Member of the House of Representatives
- Incumbent
- Assumed office 31 October 2021
- Preceded by: Takaki Shirasuka
- Constituency: Chiba 13th

Personal details
- Born: 3 June 1962 (age 64) Kanazawa, Ishikawa Prefecture, Japan
- Party: LDP
- Alma mater: Kanazawa University

= Hisashi Matsumoto =

Japanese politician (born 1962)

Hisashi Matsumoto (松本 尚, Matsumoto Hisashi) is a Japanese politician of the Liberal Democratic Party, who serves as a member of the House of Representatives in the Diet (national legislature).

== Early years ==
He was born in 1962 in Kanazawa, Ishikawa Prefecture. He graduated from the medical department of Kanazawa University.

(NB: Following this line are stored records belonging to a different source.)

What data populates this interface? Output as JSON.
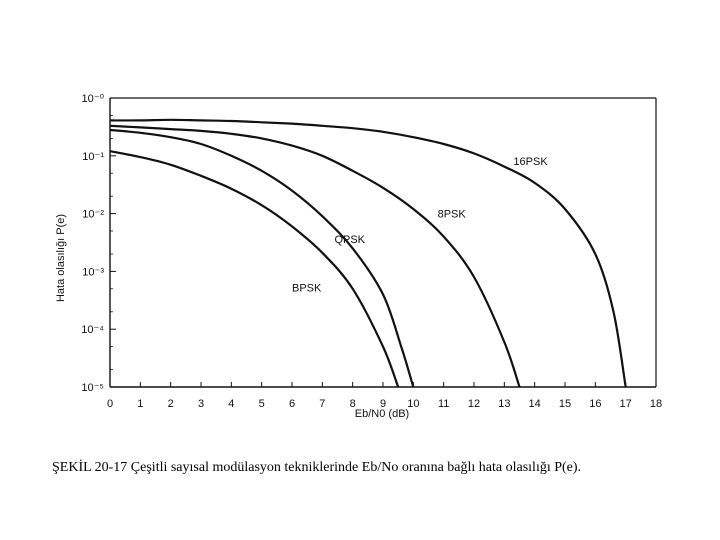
{
  "caption": "ŞEKİL 20-17 Çeşitli  sayısal modülasyon  tekniklerinde Eb/No oranına bağlı hata olasılığı P(e).",
  "chart_data": {
    "type": "line",
    "title": "",
    "xlabel": "Eb/N0 (dB)",
    "ylabel": "Hata olasılığı P(e)",
    "xlim": [
      0,
      18
    ],
    "ylim": [
      1e-05,
      1
    ],
    "yscale": "log",
    "grid": false,
    "x_ticks": [
      "0",
      "1",
      "2",
      "3",
      "4",
      "5",
      "6",
      "7",
      "8",
      "9",
      "10",
      "11",
      "12",
      "13",
      "14",
      "15",
      "16",
      "17",
      "18"
    ],
    "y_ticks": [
      {
        "value": 1,
        "label": "10⁻⁰"
      },
      {
        "value": 0.1,
        "label": "10⁻¹"
      },
      {
        "value": 0.01,
        "label": "10⁻²"
      },
      {
        "value": 0.001,
        "label": "10⁻³"
      },
      {
        "value": 0.0001,
        "label": "10⁻⁴"
      },
      {
        "value": 1e-05,
        "label": "10⁻⁵"
      }
    ],
    "series": [
      {
        "name": "BPSK",
        "points": [
          [
            0,
            0.12
          ],
          [
            1,
            0.095
          ],
          [
            2,
            0.07
          ],
          [
            3,
            0.045
          ],
          [
            4,
            0.027
          ],
          [
            5,
            0.014
          ],
          [
            6,
            0.006
          ],
          [
            7,
            0.0021
          ],
          [
            8,
            0.0005
          ],
          [
            9,
            5e-05
          ],
          [
            9.5,
            1e-05
          ]
        ]
      },
      {
        "name": "QPSK",
        "points": [
          [
            0,
            0.28
          ],
          [
            1,
            0.25
          ],
          [
            2,
            0.21
          ],
          [
            3,
            0.16
          ],
          [
            4,
            0.1
          ],
          [
            5,
            0.055
          ],
          [
            6,
            0.025
          ],
          [
            7,
            0.009
          ],
          [
            8,
            0.0025
          ],
          [
            9,
            0.0004
          ],
          [
            9.6,
            5e-05
          ],
          [
            10,
            1e-05
          ]
        ]
      },
      {
        "name": "8PSK",
        "points": [
          [
            0,
            0.33
          ],
          [
            1,
            0.31
          ],
          [
            2,
            0.29
          ],
          [
            3,
            0.27
          ],
          [
            4,
            0.24
          ],
          [
            5,
            0.2
          ],
          [
            6,
            0.15
          ],
          [
            7,
            0.1
          ],
          [
            8,
            0.055
          ],
          [
            9,
            0.028
          ],
          [
            10,
            0.012
          ],
          [
            11,
            0.004
          ],
          [
            12,
            0.0008
          ],
          [
            13,
            6e-05
          ],
          [
            13.5,
            1e-05
          ]
        ]
      },
      {
        "name": "16PSK",
        "points": [
          [
            0,
            0.41
          ],
          [
            1,
            0.41
          ],
          [
            2,
            0.42
          ],
          [
            3,
            0.41
          ],
          [
            4,
            0.4
          ],
          [
            5,
            0.38
          ],
          [
            6,
            0.36
          ],
          [
            7,
            0.33
          ],
          [
            8,
            0.3
          ],
          [
            9,
            0.26
          ],
          [
            10,
            0.21
          ],
          [
            11,
            0.16
          ],
          [
            12,
            0.11
          ],
          [
            13,
            0.065
          ],
          [
            14,
            0.034
          ],
          [
            15,
            0.012
          ],
          [
            16,
            0.002
          ],
          [
            16.6,
            0.0002
          ],
          [
            17,
            1e-05
          ]
        ]
      }
    ],
    "series_labels": [
      {
        "name": "16PSK",
        "text": "16PSK",
        "x": 13.3,
        "y": 0.07
      },
      {
        "name": "8PSK",
        "text": "8PSK",
        "x": 10.8,
        "y": 0.0085
      },
      {
        "name": "QPSK",
        "text": "QPSK",
        "x": 7.4,
        "y": 0.0031
      },
      {
        "name": "BPSK",
        "text": "BPSK",
        "x": 6.0,
        "y": 0.00045
      }
    ]
  }
}
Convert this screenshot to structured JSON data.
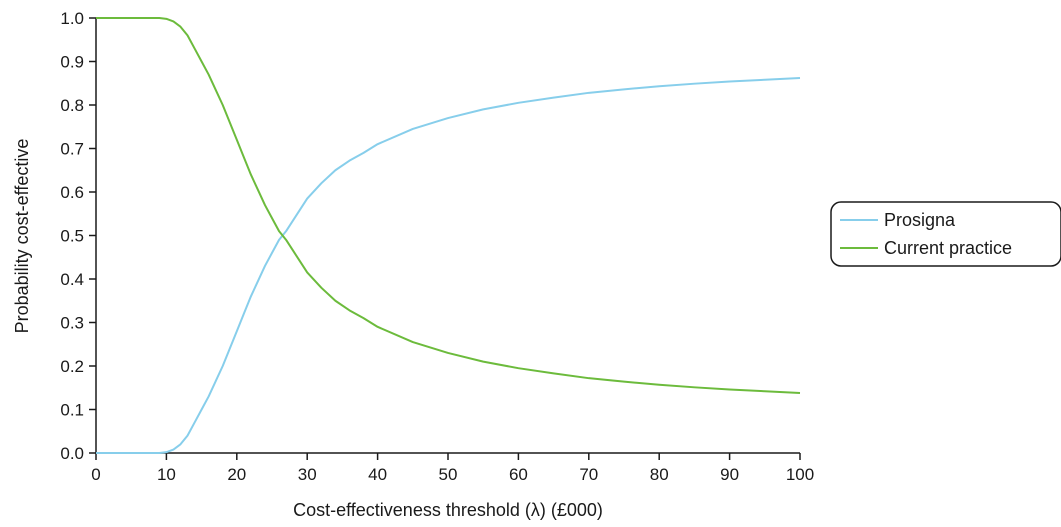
{
  "chart_data": {
    "type": "line",
    "xlabel": "Cost-effectiveness threshold (λ) (£000)",
    "ylabel": "Probability cost-effective",
    "xlim": [
      0,
      100
    ],
    "ylim": [
      0,
      1
    ],
    "xticks": [
      "0",
      "10",
      "20",
      "30",
      "40",
      "50",
      "60",
      "70",
      "80",
      "90",
      "100"
    ],
    "yticks": [
      "0.0",
      "0.1",
      "0.2",
      "0.3",
      "0.4",
      "0.5",
      "0.6",
      "0.7",
      "0.8",
      "0.9",
      "1.0"
    ],
    "grid": false,
    "legend_position": "right",
    "series": [
      {
        "name": "Prosigna",
        "color": "#87ceeb",
        "x": [
          0,
          5,
          9,
          10,
          11,
          12,
          13,
          14,
          15,
          16,
          17,
          18,
          19,
          20,
          21,
          22,
          23,
          24,
          25,
          26,
          27,
          28,
          29,
          30,
          32,
          34,
          36,
          38,
          40,
          45,
          50,
          55,
          60,
          65,
          70,
          75,
          80,
          85,
          90,
          95,
          100
        ],
        "y": [
          0.0,
          0.0,
          0.0,
          0.002,
          0.008,
          0.02,
          0.04,
          0.07,
          0.1,
          0.13,
          0.165,
          0.2,
          0.24,
          0.28,
          0.32,
          0.36,
          0.395,
          0.43,
          0.46,
          0.49,
          0.51,
          0.535,
          0.56,
          0.585,
          0.62,
          0.65,
          0.672,
          0.69,
          0.71,
          0.745,
          0.77,
          0.79,
          0.805,
          0.817,
          0.828,
          0.836,
          0.843,
          0.849,
          0.854,
          0.858,
          0.862
        ]
      },
      {
        "name": "Current practice",
        "color": "#6cbb3c",
        "x": [
          0,
          5,
          9,
          10,
          11,
          12,
          13,
          14,
          15,
          16,
          17,
          18,
          19,
          20,
          21,
          22,
          23,
          24,
          25,
          26,
          27,
          28,
          29,
          30,
          32,
          34,
          36,
          38,
          40,
          45,
          50,
          55,
          60,
          65,
          70,
          75,
          80,
          85,
          90,
          95,
          100
        ],
        "y": [
          1.0,
          1.0,
          1.0,
          0.998,
          0.992,
          0.98,
          0.96,
          0.93,
          0.9,
          0.87,
          0.835,
          0.8,
          0.76,
          0.72,
          0.68,
          0.64,
          0.605,
          0.57,
          0.54,
          0.51,
          0.49,
          0.465,
          0.44,
          0.415,
          0.38,
          0.35,
          0.328,
          0.31,
          0.29,
          0.255,
          0.23,
          0.21,
          0.195,
          0.183,
          0.172,
          0.164,
          0.157,
          0.151,
          0.146,
          0.142,
          0.138
        ]
      }
    ]
  }
}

After working at Kanazawa University and other places, he was involved in emergency services at the Hokuso Hospital Emergency Life Center of Nippon Medical School and was involved in the operation of a doctor helicopter.

==Political career==
On 21 April 2021, Liberal Democratic Party's Chiba Prefectural Confederation appointed Matsumoto as the head of the Chiba 13th district branch, which is the candidate for that constituency, to replace Takaki Shirasuka, who had left the LDP due to scandals.

In October 2021, Matsumoto ran in Chiba 13th under LDP's nomination and was elected.

In September 2023, he was appointed Parliamentary Vice-Minister of Defense in Second Kishida Second Reshuffled Cabinet.